In its focus to protect Main Street investors, “the commission has recently brought cases against Wall Street firms for a wide variety of misconduct, including failing to ensure that retail clients understood the risks of complex financial products; overcharging millions in advisory fees; and putting investors in high-fee mutual fund share classes, when identical lower-cost shares were available,” Avakian said.

The number of exams the SEC conducts at advisor firms has continued to inch up—from 11 percent in 2016 to 15 percent this year, which exceeded the SEC’s stated goal of 13 percent for 2017. There are  about 12,500 advisors registered with the SEC. 

At that rate, advisors can expect to see SEC examiners at the door about once every 6.7 years.

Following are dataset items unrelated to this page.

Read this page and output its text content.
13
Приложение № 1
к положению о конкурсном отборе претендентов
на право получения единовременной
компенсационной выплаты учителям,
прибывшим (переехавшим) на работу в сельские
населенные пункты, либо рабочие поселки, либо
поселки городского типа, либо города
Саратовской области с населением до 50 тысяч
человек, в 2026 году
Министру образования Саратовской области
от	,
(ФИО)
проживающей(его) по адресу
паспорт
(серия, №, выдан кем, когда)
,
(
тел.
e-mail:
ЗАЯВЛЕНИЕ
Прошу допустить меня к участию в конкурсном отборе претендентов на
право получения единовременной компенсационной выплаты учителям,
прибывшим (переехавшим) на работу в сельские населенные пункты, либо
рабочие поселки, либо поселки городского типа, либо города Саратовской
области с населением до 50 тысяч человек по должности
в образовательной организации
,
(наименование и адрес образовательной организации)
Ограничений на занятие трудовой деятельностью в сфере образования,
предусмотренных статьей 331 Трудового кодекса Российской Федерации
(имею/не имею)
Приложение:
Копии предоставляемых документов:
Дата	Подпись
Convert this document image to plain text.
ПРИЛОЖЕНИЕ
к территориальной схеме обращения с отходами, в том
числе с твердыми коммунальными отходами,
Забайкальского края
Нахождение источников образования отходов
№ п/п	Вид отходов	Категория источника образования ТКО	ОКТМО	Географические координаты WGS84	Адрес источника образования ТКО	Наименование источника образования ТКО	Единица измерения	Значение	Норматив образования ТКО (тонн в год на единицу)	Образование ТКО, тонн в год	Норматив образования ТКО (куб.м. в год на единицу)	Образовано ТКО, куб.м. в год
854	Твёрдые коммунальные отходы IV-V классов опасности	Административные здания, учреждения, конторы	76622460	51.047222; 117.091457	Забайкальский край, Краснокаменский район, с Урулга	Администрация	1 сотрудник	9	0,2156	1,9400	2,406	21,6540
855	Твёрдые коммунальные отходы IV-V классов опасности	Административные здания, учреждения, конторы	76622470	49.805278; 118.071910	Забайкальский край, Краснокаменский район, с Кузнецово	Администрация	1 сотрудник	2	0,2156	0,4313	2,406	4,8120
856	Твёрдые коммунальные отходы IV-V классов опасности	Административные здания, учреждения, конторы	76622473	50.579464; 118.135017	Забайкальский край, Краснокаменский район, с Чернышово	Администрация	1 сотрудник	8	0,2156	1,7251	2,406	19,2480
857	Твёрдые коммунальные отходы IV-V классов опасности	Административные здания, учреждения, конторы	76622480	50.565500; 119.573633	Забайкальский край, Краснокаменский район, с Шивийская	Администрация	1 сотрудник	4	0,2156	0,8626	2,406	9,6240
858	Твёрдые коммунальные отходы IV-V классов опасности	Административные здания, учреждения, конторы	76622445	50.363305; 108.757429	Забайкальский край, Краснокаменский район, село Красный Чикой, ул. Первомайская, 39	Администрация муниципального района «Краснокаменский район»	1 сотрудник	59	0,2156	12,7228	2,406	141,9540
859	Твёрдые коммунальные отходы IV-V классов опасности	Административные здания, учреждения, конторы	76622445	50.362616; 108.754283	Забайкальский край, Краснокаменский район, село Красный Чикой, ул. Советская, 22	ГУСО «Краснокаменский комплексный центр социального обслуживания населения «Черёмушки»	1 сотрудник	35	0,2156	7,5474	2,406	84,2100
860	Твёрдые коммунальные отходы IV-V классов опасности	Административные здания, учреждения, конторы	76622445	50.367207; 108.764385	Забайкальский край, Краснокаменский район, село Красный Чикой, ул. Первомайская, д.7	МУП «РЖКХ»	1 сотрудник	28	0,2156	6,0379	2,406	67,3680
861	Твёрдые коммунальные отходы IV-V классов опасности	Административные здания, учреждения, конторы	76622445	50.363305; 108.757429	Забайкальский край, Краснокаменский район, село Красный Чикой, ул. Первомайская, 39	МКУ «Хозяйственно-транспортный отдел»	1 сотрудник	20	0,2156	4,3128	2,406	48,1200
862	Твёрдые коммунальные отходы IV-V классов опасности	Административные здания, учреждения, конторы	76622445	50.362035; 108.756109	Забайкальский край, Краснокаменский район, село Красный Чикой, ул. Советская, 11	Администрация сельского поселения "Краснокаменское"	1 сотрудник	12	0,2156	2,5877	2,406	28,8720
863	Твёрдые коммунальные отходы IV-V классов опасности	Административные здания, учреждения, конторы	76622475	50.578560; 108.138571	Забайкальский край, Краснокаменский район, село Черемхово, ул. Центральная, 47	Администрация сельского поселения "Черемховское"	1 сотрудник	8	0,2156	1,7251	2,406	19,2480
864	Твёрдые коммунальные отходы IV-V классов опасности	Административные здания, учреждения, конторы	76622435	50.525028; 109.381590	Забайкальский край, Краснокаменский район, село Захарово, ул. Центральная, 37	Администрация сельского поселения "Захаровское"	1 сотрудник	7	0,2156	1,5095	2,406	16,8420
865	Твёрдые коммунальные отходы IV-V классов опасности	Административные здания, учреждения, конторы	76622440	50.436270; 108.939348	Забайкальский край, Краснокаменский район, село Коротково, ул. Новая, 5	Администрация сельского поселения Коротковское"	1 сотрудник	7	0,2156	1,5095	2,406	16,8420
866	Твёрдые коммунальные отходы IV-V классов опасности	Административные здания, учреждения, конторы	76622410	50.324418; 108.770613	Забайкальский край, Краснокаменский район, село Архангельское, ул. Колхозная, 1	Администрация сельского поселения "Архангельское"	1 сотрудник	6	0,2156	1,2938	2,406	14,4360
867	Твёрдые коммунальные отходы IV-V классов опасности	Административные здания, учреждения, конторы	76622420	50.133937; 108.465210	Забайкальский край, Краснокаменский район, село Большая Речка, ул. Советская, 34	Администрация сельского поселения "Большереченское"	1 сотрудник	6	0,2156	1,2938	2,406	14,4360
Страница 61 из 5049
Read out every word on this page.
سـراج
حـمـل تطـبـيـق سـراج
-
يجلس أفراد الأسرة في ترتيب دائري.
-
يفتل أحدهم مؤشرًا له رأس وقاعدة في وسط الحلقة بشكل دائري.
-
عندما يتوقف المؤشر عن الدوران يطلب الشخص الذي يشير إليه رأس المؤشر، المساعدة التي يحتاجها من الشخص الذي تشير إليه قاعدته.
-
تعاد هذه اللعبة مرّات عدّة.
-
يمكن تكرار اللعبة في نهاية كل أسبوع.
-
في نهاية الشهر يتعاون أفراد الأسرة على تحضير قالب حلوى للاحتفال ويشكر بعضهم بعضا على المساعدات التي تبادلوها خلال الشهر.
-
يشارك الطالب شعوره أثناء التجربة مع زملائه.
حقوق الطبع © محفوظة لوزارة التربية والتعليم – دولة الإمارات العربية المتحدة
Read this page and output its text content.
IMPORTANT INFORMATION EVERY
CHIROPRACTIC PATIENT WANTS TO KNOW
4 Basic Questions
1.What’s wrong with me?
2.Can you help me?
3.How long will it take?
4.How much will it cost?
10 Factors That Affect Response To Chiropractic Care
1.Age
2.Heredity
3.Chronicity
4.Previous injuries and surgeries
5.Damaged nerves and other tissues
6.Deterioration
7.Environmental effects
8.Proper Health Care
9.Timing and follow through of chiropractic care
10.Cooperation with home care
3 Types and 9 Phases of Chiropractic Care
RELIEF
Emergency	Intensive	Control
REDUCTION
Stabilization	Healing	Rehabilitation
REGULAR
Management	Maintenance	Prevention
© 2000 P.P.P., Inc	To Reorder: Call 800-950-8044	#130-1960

That gives one past SEC chairman pause. Former SEC Chairman Mary Jo White told securities attorneys at the Practising Law Institute securities conference earlier this month that the agency’s lack of regular investor inspections is “a disaster waiting to happen.” The former top securities cop urged the agency to pick up the pace.

“Until that percentage of examinations gets to approach 50 percent a year, it’s a real problem that keeps me up at night,” White added. The Financial Institutions Regulatory Authority (Finra) inspects 50 percent of broker-dealers annually, said White, who returned to her former firm, Debevoise & Plimpton LLP, as senior chair after leaving the SEC late last year.

White is still an advocate of using third-party examiners to tackle the lack of advisor exams. White said that under her tenure, the SEC had even drafted a proposal and had chosen the organization to conduct third-party advisor exams. She declined to name the organization the SEC had selected. Current SEC Chairman Jay Clayton has rebuffed the idea.